The primary goal of this course was to analyze the overall framework for the regulation of medical devices in the United States throughout the product lifecycle, including the origins and rationale for regulatory requirements, design, and quality testing and standards. Principle topics included US Medical Device Regulations, medical device classification, controls, routes of submission to the US Food and Drug Administration (FDA) 510(k) submission, Premarket Application (PMA), Investigational Device Exemption (IDE), Humanitarian Device Exemption (HDE), and Pediatric), standards, testing, labeling, legal enforcement of the US Code of Federal Regulations (CFRs), FDA actions, design control, post-market surveillance, and working with the FDA.
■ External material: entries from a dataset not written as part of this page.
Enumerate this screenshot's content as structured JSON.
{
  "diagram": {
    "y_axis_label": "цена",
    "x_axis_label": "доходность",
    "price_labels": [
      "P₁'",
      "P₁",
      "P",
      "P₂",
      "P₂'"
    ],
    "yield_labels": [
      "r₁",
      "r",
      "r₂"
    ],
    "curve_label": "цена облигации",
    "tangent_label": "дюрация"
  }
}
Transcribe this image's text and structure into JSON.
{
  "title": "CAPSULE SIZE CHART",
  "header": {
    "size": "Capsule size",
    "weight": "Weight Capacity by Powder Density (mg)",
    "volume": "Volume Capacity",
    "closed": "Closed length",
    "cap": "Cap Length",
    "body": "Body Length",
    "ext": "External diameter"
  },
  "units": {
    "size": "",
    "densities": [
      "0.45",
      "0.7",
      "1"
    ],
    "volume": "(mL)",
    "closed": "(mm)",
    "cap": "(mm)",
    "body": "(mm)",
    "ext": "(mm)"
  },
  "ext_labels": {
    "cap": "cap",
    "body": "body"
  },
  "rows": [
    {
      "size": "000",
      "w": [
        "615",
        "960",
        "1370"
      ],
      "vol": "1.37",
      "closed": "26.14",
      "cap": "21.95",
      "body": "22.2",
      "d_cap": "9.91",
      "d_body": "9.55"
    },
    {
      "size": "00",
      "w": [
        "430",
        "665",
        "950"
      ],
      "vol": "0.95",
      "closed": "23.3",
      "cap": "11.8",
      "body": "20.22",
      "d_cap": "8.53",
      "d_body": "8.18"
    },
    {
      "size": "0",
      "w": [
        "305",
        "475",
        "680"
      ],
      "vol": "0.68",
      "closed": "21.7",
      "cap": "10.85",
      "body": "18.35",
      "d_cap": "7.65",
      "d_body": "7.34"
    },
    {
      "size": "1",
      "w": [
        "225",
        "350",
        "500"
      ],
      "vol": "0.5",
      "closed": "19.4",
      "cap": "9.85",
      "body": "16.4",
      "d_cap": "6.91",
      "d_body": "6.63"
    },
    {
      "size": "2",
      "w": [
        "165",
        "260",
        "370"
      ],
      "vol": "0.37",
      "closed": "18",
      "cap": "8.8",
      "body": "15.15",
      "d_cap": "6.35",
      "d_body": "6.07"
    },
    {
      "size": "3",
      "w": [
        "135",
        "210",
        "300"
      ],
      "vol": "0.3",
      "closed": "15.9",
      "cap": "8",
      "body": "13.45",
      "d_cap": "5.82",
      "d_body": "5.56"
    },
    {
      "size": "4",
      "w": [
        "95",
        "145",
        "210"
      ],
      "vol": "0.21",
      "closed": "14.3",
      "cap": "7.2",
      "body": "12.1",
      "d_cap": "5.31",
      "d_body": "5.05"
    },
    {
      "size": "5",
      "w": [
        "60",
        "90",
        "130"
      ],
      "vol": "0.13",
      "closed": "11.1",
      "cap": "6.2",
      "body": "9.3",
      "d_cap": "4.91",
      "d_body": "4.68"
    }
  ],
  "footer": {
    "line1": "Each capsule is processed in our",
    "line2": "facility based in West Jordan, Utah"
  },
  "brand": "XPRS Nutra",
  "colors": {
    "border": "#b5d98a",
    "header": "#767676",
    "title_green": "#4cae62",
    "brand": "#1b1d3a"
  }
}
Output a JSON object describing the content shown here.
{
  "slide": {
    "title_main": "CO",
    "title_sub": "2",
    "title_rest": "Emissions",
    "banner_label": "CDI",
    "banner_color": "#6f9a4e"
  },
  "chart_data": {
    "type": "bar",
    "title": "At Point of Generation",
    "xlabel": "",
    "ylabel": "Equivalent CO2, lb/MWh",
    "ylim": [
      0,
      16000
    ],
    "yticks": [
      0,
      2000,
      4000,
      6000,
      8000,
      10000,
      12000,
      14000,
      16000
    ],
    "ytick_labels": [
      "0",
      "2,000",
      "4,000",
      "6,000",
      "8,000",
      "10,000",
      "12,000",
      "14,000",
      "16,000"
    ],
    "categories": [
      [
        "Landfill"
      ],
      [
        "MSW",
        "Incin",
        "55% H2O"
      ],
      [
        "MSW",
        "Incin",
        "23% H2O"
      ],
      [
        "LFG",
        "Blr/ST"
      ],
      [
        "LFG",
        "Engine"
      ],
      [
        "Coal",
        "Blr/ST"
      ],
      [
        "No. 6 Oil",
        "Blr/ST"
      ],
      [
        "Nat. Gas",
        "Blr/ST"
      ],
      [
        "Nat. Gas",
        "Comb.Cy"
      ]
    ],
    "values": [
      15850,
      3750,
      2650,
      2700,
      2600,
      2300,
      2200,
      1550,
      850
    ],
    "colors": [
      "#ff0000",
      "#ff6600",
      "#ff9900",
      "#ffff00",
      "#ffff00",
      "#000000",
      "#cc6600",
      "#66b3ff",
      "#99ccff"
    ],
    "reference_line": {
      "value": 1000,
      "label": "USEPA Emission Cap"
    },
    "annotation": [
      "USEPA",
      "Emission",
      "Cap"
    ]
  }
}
- Differentiate the role of the clinical research monitor from other clinical research professionals.
- Compare and contrast medical device development within the U.S. to medical device development outside of the U.S.
- Apply project management concepts to the medical device timeline, including testing, standards, quality and risk management assessments, quality systems, surveillance and reporting required to support device approval and marketing throughout the product life cycle.
- Apply the FDA’s guidance documents, expectations, and industry best practices for device promotion, labeling, advertising, and other marketing issues to medical device submissions.
- Collaborate in a team environment to research and prepare a 510(k) Submission and presentation.
- Interpret applicability of special and current industry topics and issues for device development and regulatory strategy.